L’intégralité de cette Lectio Divina est disponible en ligne.

Lumière sur les Lectures

L’évangile (Lc 24,13-35) nous montre un Jésus pédagogue et plein de délicatesse, qui se met en route avec les pèlerins d’Emmaüs. Il leur fait accomplir tout un itinéraire de conversion, depuis la tristesse en se rappelant les événements de la Passion (ils s’arrêtèrent, le visage sombre) jusqu’à le reconnaître pleinement (à la fraction du pain). Il a fallu réchauffer progressivement leurs cœurs par l’explication des Écritures : moment unique où Jésus s’est livré à un cours d’exégèse !

Les deux pèlerins, dans leur déception, rapportaient les faits avec exactitude (vv. 19-24) : ils avaient toutes les connaissances nécessaires… mais il leur manquait encore la foi. Cette foi ne peut naître que de la rencontre avec le Ressuscité. Lorsque cette rencontre s’accomplit, Jésus disparut à leurs regards : désormais, sa relation de Ressuscité avec ses disciples est une communion intérieure basée sur la foi, source de joie et anticipation du Ciel. La liturgie l’exprime :

« Accueille, Seigneur, les dons de ton Église en fête : tu es à l’origine d’un si grand bonheur, qu’il s’épanouisse en joie éternelle. Par Jésus, le Christ notre Seigneur. » (2)

Pour la méditation

Tout l’épisode des pèlerins d’Emmaüs ressemble à une messe : les deux liturgies de la Parole (Jésus explique les Écritures) et de l’Eucharistie (Jésus rompt le pain). Nous pouvons ainsi relire ce passage comme une description profonde de la conversion que la messe met en œuvre.

Ne nous voilons pas la face : de nombreux fidèles viennent à nos assemblées liturgiques sans vraiment y croire, par habitude ou convenance. Quelle espérance les anime ? Souvent, un simple espoir humain que « ça va aller mieux », avec une perspective rabaissée aux attentes matérielles que nourrit la société de consommation… Sans parler des souffrances personnelles qui engendrent frustration, doutes, révoltes. Ils ressemblent vraiment aux deux pèlerins désabusés, qui tournent le dos à Jérusalem :

« Ce drame des disciples d’Emmaüs apparaît comme un reflet de la situation de nombreux chrétiens de notre temps : il semble que l’espérance de la foi ait échoué. La foi elle-même entre parfois en crise à cause d’expériences négatives qui font que nous nous sentons abandonnés par le Seigneur. » (3)

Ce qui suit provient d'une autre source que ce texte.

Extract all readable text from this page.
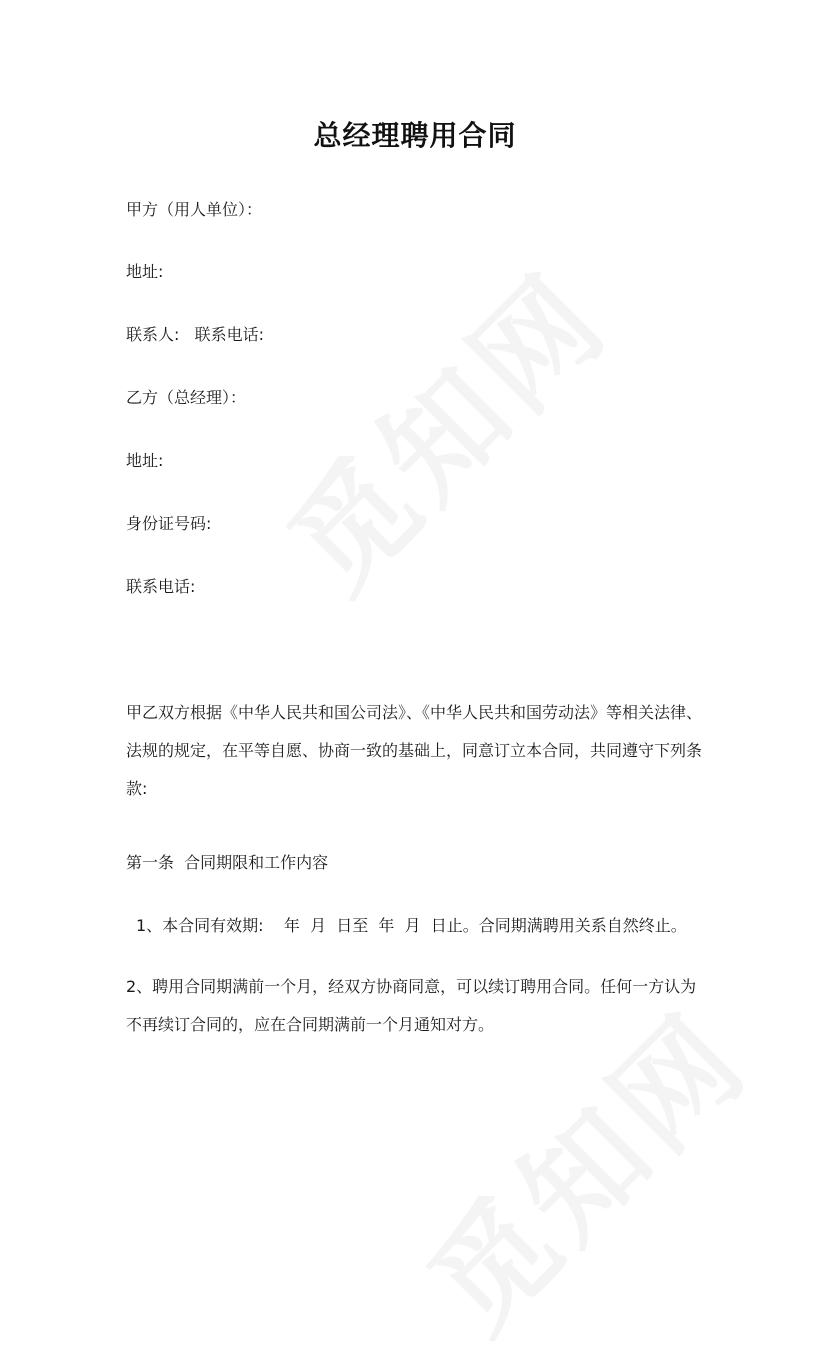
总经理聘用合同
甲方（用人单位）：
地址:
联系人:   联系电话:
乙方（总经理）：
地址:
身份证号码:
联系电话:
甲乙双方根据《中华人民共和国公司法》、《中华人民共和国劳动法》等相关法律、法规的规定，在平等自愿、协商一致的基础上，同意订立本合同，共同遵守下列条款:
第一条  合同期限和工作内容
1、本合同有效期:    年  月  日至  年  月  日止。合同期满聘用关系自然终止。
2、聘用合同期满前一个月，经双方协商同意，可以续订聘用合同。任何一方认为不再续订合同的，应在合同期满前一个月通知对方。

La liturgie de la messe s’efforce de nous faire accomplir le même passage de l’incrédulité à la foi, du vide existentiel à l’espérance joyeuse. Nous commençons par la liturgie pénitentielle, qui nous fait reconnaître combien notre cœur est sans intelligence, lent à croire (Lc 24,25) ; nous écoutons et expliquons les Écritures qui illuminent le mystère du Christ. Puis le Seigneur, dans la personne du prêtre, prend le pain, dit la bénédiction, le rompt et le donne(24,30) : moment culminant de la consécration, où Jésus se rend substantiellement présent et ouvre nos yeux intérieurs par la foi…

« Quelle consolation pour toi dans cette fraction du pain! L’absence du Seigneur n’est pas pour toi une absence ; avec la foi tu le possèdes sans le voir. » (4)

La messe se prolonge alors par l’action de grâce (notre cœur n’était-il pas tout brûlant au-dedans de nous ?), et débouche sur l’envoi en mission (ite missa est), comme les disciples qui reprennent immédiatement leur chemin, mais dans l’autre sens : au lieu de fuir Jérusalem, ils y retournent pour témoigner de ce qu’ils ont vécu.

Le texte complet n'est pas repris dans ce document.